There is not much more time for the town to find new facilities for the police department and town court, Rendo said.
“We continue to explore our options,” she said. The town should seek an interim solution for housing the police department and town court to give it time to seek a long-term plan for permanent locations for both, she said.
“We’re limited in properties in town,” Giardina said, adding it would take between two and three years for the town to do the planning and receive approvals to build a new courthouse and police department.
The police department is currently located in trailers on the former school property.
Giardina and Rendo said their priority if elected would be to create a long-term capital projects plan.
“The supervisor kind of leaves us in the dark,” Rendo said. “You don’t know things until the last minute.”
Supervisor responds
Gonçalves this week responded to the comments made by Giardina and Rendo at their press conference.
“No one was kept in the dark,” Gonçalves said.
The town has multiple agreements with the school district and three of them were discussed at the July 8, 2024, town board meeting, he said. “Missing from that was the renewal of the office lease agreement, it was discussed in that meeting that the district was considering a merger of the office lease agreement and these other three agreements into one single blanket agreement,” Gonçalves said.
Confirmation the lease for the former school was not going to be renewed came later in 2024, Gonçalves said, adding the former superintendent of schools said earlier in the year there was no decision on what to do with the building.
“I am in agreement that to renovate the existing building would be costly,” he said. The town is looking at options for space for its employees that are fiscally responsible, he said.
Gonçalves said an option could be to use the town house for the police department and create an extension that could be used by the town court and possible space for a community and senior center.
Another option is to have the police work out of the state police’s Spring Street location, Gonçalves said.
“The police chief has also looked at temporary mobile structures, which if needed can be used as a short-term solution,” he said.
Extending the month-to-month lease arrangement past the end of the year is being discussed with the school district, Gonçalves said.
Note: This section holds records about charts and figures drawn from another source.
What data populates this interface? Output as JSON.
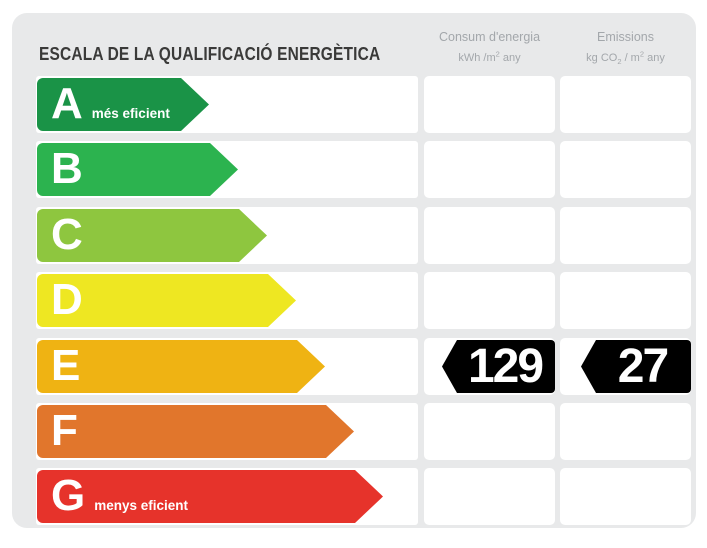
{
  "title": "ESCALA DE LA QUALIFICACIÓ ENERGÈTICA",
  "card_bg": "#e8e9ea",
  "badge_color": "#000000",
  "header_text_color": "#a3a7ab",
  "columns": {
    "consum": {
      "label": "Consum d'energia",
      "unit_parts": [
        {
          "text": "kWh /m"
        },
        {
          "text": "2",
          "style": "sup"
        },
        {
          "text": "  any"
        }
      ]
    },
    "emissions": {
      "label": "Emissions",
      "unit_parts": [
        {
          "text": "kg CO"
        },
        {
          "text": "2",
          "style": "sub"
        },
        {
          "text": " / m"
        },
        {
          "text": "2",
          "style": "sup"
        },
        {
          "text": "  any"
        }
      ]
    }
  },
  "rows": [
    {
      "letter": "A",
      "note": "més eficient",
      "color": "#1a9347",
      "values": {
        "consum": "",
        "emissions": ""
      }
    },
    {
      "letter": "B",
      "note": "",
      "color": "#2cb34f",
      "values": {
        "consum": "",
        "emissions": ""
      }
    },
    {
      "letter": "C",
      "note": "",
      "color": "#8ec63f",
      "values": {
        "consum": "",
        "emissions": ""
      }
    },
    {
      "letter": "D",
      "note": "",
      "color": "#eee722",
      "values": {
        "consum": "",
        "emissions": ""
      }
    },
    {
      "letter": "E",
      "note": "",
      "color": "#efb313",
      "values": {
        "consum": "129",
        "emissions": "27"
      }
    },
    {
      "letter": "F",
      "note": "",
      "color": "#e1762c",
      "values": {
        "consum": "",
        "emissions": ""
      }
    },
    {
      "letter": "G",
      "note": "menys eficient",
      "color": "#e6332b",
      "values": {
        "consum": "",
        "emissions": ""
      }
    }
  ],
  "chart_data": {
    "type": "bar",
    "title": "ESCALA DE LA QUALIFICACIÓ ENERGÈTICA",
    "categories": [
      "A",
      "B",
      "C",
      "D",
      "E",
      "F",
      "G"
    ],
    "category_colors": [
      "#1a9347",
      "#2cb34f",
      "#8ec63f",
      "#eee722",
      "#efb313",
      "#e1762c",
      "#e6332b"
    ],
    "series": [
      {
        "name": "Consum d'energia (kWh/m² any)",
        "values": [
          null,
          null,
          null,
          null,
          129,
          null,
          null
        ]
      },
      {
        "name": "Emissions (kg CO₂/m² any)",
        "values": [
          null,
          null,
          null,
          null,
          27,
          null,
          null
        ]
      }
    ],
    "current_rating": "E",
    "annotations": [
      "A més eficient",
      "G menys eficient"
    ],
    "legend_position": "top",
    "grid": false
  }
}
As for the Route 35 building the town recently bought, the closing is expected to be completed in mid-July and the town will consider moving the town offices, including those currently located at the town house to the office building, Gonçalves said.
In response to criticisms about how the Democratic majority on the town board has handled the situation at the former elementary school, Gonçalves said, “I am not politicizing this but since you ask, prior to having a Democratic majority, the town entered into a rental agreement at Orchard Square shopping center in Cross River and then the school district. Additionally, there were multiple design attempts at a central campus but nothing came out of that. The school building, if conveyed to the town, would have offered a blank slate that would allow us to turn it into a town campus, and this was an idea I was pursuing but the school district decided they wanted to keep that parcel.”
“For at least 12-plus years or so the taxpayer has been paying rent, and this is money out the window,” Gonçalves said. “There was even a suggestion by a couple of board members that maybe we should continue renting at yet another Cross River building. This would have required significant costly renovations. I and the majority did not believe that continuing to rent is the fiscally responsible way to continue, to fill a gap for a short term, yes, but not for years.”
Messages left this week for Shah, Hadlock and Katonah-Lewisboro Superintendent of Schools Ray Blanch this week were not returned.